Entropy, statistically speaking, always increases for a closed system. Thus, the entropy of the universe is increasing.
Complexity, in some systems with certain properties, can increase and then decrease over time.
Mixing milk and coffee together is an example of a system whose complexity increases and then decreases; at the start, the coffee and milk are well separated. There is low entropy and low complexity. Then, as the milk and coffee are mixed, the entropy increases, as does the complexity—there are beautiful and subtle swirls of milk with interesting structures. Finally, once the coffee is mixed enough, the milk and coffee are completely mixed and the entropy has increased further, yet the complexity has decreased.
Complexity is not as well defined as entropy is, although both are not fundamental concepts.
Perhaps humans are like the swirls of the coffee in the coffee cup of the universe?
The fine-tuning argument for the existence of a god is:
- Slightly changing many physical constants would result in life not being able to exist
- Life exists
- The best explanation for the tuned values of the physical constants is a god who wanted life to exist.
Carroll believes this is “probably the most respectable argument in favor of theism … but it’s still not a very good argument.” One of the reasons that Carroll doesn’t like it is because it uses “old evidence,” that life exists, to make the argument. And making a prediction and then gathering “new evidence” would be more convincing. I think this particular counter argument is weak. We shouldn’t expect to apply the same standards to deep questions about the existence of humans or a god as we do to typical science experiments.
There are a few issues with the fine-tuning argument which I think are more reasonable. One is that it may not be easy to determine whether a particular set of physical constants would result in life or not.
Another counter-argument is that some physical theories predict that there are many “universes” each with different physical constants—the so-called “multiverse.” If there is a multiverse, then we may simply be in the particular “universe” that has life-supporting physical constants.
Carroll makes another interesting counter-argument:
If the laws of physics were chosen so that life could exist, we would expect that each of the various features of those laws would play some important role in the unfolding of life. What we see, on the contrary, is something of a mess. All living beings are made out of the lightest generation of fermions—the electron and the up and down quarks, with occasional appearances from electron neutrinos. But there are two heavier families of particles, which don’t play any part in life. Why did God make the top and bottom quarks, for example, and why do they have the masses they do? Under naturalism we would expect a variety of particles, some of which are important to life and some of which are not. That’s exactly what we do observer. (chpt. 36)

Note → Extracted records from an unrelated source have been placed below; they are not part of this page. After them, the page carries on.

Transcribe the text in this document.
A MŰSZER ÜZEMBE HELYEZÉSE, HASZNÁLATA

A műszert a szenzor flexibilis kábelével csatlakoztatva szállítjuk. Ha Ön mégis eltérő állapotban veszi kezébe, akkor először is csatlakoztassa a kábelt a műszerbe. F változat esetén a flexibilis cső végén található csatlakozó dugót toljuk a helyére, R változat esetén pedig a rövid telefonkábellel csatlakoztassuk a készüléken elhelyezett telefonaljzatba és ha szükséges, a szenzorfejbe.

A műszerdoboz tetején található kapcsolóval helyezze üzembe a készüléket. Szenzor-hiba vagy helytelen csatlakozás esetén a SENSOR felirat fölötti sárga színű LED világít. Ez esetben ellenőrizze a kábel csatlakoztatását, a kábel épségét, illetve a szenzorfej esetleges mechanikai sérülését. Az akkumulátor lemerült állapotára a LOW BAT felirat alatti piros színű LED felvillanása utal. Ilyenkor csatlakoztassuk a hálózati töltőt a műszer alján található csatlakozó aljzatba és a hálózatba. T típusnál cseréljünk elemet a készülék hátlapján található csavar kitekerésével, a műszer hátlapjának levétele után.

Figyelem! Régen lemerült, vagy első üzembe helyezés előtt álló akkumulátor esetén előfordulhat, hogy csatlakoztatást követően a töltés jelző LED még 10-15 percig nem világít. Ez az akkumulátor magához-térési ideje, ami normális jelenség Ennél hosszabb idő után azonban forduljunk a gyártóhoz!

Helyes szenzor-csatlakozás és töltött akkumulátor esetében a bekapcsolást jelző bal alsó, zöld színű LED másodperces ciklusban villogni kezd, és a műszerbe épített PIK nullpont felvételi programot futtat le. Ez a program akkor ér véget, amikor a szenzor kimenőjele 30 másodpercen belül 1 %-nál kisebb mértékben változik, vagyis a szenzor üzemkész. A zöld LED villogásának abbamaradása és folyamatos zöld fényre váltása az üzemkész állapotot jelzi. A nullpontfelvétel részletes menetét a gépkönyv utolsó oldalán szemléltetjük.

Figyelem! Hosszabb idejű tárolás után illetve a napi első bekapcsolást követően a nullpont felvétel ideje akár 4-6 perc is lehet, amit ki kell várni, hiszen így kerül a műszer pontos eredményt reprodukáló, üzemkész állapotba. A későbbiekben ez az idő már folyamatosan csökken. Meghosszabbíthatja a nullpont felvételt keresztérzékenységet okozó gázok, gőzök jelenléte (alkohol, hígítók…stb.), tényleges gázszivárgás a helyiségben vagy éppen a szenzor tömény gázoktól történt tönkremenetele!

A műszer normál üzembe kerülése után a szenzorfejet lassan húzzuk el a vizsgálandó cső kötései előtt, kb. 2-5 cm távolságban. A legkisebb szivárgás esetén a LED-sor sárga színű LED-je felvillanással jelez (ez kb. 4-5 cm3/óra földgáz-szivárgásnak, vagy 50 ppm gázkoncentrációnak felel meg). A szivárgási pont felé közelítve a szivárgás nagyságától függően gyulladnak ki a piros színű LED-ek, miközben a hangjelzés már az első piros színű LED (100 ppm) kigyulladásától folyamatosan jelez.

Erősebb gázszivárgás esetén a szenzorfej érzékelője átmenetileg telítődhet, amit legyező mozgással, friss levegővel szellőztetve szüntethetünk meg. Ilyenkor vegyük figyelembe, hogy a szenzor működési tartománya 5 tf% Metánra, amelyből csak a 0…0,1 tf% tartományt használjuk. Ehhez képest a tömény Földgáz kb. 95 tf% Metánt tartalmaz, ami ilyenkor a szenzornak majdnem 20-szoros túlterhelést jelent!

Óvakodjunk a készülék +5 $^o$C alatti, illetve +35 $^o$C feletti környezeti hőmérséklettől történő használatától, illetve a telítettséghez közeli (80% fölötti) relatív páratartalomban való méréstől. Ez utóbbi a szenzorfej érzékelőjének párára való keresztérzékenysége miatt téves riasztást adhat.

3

Finally, if the universe was fine-tuned so that we could exist, why do we “live in a galaxy with more than 100 billion stars, in a universe with more than 100 billion galaxies”? The universe could have easily been much smaller; why make it so enormous if we are the point of it all?
Part Five: Thinking
Carroll begins his discussion of conciousness with an provocative evolutionary hypothesis: the development of conciousness began when creatures move from the sea to land. Vision is very limited underwater, thus, sea creatures don’t have much time to plan their actions and instead must react quickly to events. Once on land, where creatures can see further, there is evolutionary pressure to develop brains that can plan their actions.
There are some intelligent sea-creatures which seem to break this theory. In particular, octopuses.
If there is any one aspect of reality that causes people to doubt a purely physical and naturalist conception of the world, it’s the existence of conciousness. (chpt. 37)
This statement is true for me. But there are many reasons to believe that conciousness is physical:
- Our minds appear to have multiple conflicting impulses warring with each other (Plato’s white horse and black horse; the Apostle Paul’s “I do not do what I want to do”).
- We can see electrical waves created by our brains in fMRIs and EEGs.
- There are delays between physical events and when we can think about them (part of this is due to delays in sensory information reaching our brain).
- Examples of individuals with partially damaged brains.
- Various scientific experiments mapping certain cognitive abilities to parts of our brains.
Some philosophers speak about “the hard problem” of conciousness—explaining the existence of qualia, the subjective character of experience. Other philosophers view this as not being a problem, but rather just “conceptual confusion.”
The Zombie Problem: consider a human, now consider an identical copy of the human who does not experience qualia—a zombie. If zombies can exist then naturalism must be incorrect. Some philosophers argue that zombies are conceivable, thus they must be able to exist. But is this true? We can conceive of water without an oxygen atom, but this can not exist.
Part Six: Caring
Meaning, morality, and purpose are not fundamental parts of the universe but are emergent phenomena. This doesn’t mean they are not real. “Water doesn’t stop being wet when you learn it’s a compound of hydrogen and oxygen.”
Humans must be the starting place for any morality, purpose, or meaning.
Hume: You can not derive an “ought” from an “is.”
Carroll’s ten considerations:
- Life isn’t forever
- Desire is built into life
- What matters is what matters to people
- We can always do better
- It pays to listen
- There is no natural way to be
- It takes all kinds [of people]
- The universe is in our hands
- We can do better than happiness
- Reality guides us
I think this is an odd set of considerations to point out.